Health-care divide doesn’t simplify Senate race for all Va. voters

RICHMOND — George Allen wants to get rid of “Obamacare.” Timothy M. Kaine wants to save it. That will make choosing between two former Virginia governors running for U.S. Senate easy for some voters.

John M. O’Bannon, a neurologist and state delegate from Henrico County, opposes the federal health-care overhaul. He’s voting for Allen, a fellow Republican.

“The law Tim has embraced is fatally flawed and goes way in the direction of government regulation and taxes,” O’Bannon said.

Wendy Klein, an internist and retired Virginia Commonwealth University medical professor, likes the law. So she’s for Kaine, a Democrat.

“Governor Allen would dismantle the Affordable Care Act, and I believe that governor Kaine would try to support it,” she said. “And I support him. It’s that simple.”

But the choice is not a simple one for every Virginian — nor for the candidates themselves, who have some nuance to their positions. Allen wants to help repeal the law while preserving a couple of its most popular provisions; Kaine wants to hang on to the heart of the legislation but fix certain aspects of it.
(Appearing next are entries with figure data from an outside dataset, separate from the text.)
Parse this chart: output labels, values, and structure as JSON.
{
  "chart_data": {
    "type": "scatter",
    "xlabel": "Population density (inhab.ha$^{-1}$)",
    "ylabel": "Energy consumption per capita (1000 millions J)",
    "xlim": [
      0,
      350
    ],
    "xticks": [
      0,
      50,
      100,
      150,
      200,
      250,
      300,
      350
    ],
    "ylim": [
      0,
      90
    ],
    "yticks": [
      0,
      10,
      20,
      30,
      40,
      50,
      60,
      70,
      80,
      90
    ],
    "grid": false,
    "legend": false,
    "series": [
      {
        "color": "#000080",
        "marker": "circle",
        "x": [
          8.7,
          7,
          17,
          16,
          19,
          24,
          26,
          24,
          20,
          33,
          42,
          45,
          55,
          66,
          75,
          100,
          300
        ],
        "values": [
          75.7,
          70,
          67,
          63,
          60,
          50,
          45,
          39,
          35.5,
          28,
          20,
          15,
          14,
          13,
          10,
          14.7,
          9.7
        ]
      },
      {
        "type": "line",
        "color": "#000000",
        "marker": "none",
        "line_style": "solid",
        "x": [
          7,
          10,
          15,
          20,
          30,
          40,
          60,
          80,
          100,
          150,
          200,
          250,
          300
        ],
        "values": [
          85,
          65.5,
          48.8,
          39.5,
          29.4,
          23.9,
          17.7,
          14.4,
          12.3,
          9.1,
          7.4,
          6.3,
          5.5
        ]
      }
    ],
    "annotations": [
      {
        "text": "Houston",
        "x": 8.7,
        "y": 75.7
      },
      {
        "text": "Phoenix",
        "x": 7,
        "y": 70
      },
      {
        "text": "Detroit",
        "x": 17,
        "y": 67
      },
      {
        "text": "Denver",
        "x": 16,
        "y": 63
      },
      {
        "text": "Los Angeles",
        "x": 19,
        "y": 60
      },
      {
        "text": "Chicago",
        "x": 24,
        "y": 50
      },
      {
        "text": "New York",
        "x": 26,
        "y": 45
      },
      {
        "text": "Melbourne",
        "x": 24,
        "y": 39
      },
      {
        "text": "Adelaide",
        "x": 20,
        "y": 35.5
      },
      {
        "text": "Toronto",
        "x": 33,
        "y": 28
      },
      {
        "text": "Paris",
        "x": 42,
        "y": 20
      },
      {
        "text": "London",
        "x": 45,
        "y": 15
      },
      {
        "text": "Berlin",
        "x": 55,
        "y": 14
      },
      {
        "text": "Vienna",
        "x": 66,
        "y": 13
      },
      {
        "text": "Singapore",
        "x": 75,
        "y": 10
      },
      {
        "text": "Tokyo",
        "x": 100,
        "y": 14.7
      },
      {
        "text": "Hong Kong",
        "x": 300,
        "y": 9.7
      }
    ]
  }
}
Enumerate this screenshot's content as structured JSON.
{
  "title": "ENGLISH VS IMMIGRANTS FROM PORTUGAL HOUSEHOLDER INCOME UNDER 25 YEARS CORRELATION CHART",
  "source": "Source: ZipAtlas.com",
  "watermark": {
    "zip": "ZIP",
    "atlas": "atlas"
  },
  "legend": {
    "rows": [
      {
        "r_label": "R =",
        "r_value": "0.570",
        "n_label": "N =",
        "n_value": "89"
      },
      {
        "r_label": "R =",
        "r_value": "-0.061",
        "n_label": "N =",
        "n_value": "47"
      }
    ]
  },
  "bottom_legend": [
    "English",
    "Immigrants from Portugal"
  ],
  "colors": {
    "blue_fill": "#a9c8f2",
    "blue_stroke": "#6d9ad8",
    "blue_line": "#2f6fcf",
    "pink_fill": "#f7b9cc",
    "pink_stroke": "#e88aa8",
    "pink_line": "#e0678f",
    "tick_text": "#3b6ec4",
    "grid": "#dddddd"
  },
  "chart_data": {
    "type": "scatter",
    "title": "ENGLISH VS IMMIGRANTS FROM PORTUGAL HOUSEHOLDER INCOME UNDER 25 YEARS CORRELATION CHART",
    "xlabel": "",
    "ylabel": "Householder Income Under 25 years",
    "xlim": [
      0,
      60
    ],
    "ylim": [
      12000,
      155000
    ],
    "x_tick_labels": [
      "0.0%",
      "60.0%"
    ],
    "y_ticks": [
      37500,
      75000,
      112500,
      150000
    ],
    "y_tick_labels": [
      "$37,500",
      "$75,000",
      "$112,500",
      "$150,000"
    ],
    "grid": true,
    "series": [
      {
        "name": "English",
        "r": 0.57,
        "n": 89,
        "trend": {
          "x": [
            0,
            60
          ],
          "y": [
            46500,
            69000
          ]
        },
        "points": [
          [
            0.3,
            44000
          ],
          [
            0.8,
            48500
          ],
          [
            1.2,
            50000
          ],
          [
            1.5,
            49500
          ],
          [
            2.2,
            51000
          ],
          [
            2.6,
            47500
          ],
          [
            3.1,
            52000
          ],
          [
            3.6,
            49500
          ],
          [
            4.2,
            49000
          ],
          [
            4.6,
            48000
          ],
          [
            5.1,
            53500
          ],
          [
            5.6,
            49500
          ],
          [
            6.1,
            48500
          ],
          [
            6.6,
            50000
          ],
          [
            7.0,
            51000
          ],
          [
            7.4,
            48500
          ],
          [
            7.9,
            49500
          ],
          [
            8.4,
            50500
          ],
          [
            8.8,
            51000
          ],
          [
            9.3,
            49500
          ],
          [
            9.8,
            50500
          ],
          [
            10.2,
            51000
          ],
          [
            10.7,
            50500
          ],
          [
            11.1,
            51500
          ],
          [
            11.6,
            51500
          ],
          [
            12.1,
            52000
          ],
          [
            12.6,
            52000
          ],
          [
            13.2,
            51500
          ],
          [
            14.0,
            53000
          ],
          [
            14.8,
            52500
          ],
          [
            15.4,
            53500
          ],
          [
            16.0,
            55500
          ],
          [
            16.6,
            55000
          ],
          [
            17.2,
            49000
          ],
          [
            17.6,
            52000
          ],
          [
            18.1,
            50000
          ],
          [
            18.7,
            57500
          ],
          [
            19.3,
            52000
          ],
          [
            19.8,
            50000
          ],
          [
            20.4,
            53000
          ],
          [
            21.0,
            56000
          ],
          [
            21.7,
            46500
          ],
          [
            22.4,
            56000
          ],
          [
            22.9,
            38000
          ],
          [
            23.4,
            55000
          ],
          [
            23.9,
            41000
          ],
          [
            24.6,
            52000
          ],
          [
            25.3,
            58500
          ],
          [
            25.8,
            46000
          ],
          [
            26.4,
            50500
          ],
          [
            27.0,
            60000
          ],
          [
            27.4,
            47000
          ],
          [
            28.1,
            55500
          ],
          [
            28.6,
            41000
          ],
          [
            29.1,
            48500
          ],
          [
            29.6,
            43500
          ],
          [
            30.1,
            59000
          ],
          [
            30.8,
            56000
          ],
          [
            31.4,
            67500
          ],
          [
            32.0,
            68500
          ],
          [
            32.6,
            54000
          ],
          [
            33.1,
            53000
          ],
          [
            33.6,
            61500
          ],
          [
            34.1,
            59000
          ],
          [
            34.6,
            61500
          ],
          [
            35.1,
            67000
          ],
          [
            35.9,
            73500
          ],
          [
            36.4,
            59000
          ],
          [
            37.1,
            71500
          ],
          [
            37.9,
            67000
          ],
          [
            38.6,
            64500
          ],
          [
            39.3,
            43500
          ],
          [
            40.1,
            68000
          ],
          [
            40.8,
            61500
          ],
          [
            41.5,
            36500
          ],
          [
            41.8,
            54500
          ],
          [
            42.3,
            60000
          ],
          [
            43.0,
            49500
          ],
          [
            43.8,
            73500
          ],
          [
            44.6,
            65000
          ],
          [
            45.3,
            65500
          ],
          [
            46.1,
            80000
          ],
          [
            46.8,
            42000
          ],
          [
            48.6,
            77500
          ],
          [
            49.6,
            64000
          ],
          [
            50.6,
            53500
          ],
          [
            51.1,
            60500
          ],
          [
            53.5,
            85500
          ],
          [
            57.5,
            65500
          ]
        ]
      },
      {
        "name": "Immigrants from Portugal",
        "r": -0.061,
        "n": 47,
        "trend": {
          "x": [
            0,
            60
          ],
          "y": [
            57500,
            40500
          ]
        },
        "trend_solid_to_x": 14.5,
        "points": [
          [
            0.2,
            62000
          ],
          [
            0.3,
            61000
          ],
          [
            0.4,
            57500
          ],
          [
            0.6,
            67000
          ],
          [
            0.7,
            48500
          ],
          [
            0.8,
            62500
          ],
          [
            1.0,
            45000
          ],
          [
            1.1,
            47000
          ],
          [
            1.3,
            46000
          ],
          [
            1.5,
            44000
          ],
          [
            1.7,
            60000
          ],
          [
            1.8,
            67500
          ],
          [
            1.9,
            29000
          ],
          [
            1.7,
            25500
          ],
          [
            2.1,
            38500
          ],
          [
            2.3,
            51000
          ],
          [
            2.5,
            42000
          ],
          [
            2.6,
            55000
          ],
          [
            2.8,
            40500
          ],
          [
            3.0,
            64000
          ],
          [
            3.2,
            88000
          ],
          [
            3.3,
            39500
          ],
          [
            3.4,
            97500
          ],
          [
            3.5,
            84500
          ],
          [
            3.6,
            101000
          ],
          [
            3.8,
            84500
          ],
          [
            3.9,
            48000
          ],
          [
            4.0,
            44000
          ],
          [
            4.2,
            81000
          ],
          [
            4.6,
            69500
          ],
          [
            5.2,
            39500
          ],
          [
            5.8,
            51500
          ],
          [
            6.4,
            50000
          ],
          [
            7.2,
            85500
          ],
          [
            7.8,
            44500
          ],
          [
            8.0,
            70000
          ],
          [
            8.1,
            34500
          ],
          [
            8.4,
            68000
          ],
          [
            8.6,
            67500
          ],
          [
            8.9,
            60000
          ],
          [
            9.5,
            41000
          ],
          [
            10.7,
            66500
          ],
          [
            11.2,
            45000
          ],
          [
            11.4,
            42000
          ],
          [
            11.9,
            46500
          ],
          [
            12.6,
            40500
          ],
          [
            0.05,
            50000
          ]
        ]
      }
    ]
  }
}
Because the health-care law is so complex, and because it has not been fully implemented, some voters aren’t sure whether they want it to stay or go. That’s true even for those who are immersed in health-care policy in their professional lives.

“I’ve been doing this job for 30 years; I have never had a time in my life when I’ve been less clear about what we should do,” said Katharine Webb, senior vice president for the Virginia Hospital and Healthcare Association.

The Affordable Care Act has been a highly polarizing law, one that conservatives see as outrageous government overreach and liberals consider long-overdue reform. But the tiny slice of the electorate still up for grabs in this deadlocked Senate race may have a more muddled take on the law — most of which won’t roll out until January 2014.

“We’re in this in-between world where neither the full cost of the burdens nor the potential benefits from expanded coverage — neither of those has arrived in full strength,” said Tom Miller, a health-policy expert at the American Enterprise Institute who lives in Northern Virginia. “Everybody gets to impart their worst fears or their best dreams.”

Jennifer Duffy puts herself in the muddled middle, even though she follows the law closely as an analyst for the nonpartisan Cook Political Report and also happens to oversee health benefits at her tiny firm. In that second role, she has been constantly surprised as various provisions of the law have kicked in. Such as when she discovered her company does not qualify for a small-business tax credit because its payroll is too large.

“We’re a company of five people,” she said. “When I told [editor and publisher] Charlie [Cook] that, he was floored. . . . I think that there are a decent number of voters who are still very skeptical of this, and don’t fully understand it, and know that there’s sort of more to come, and they’re not sure what to expect.”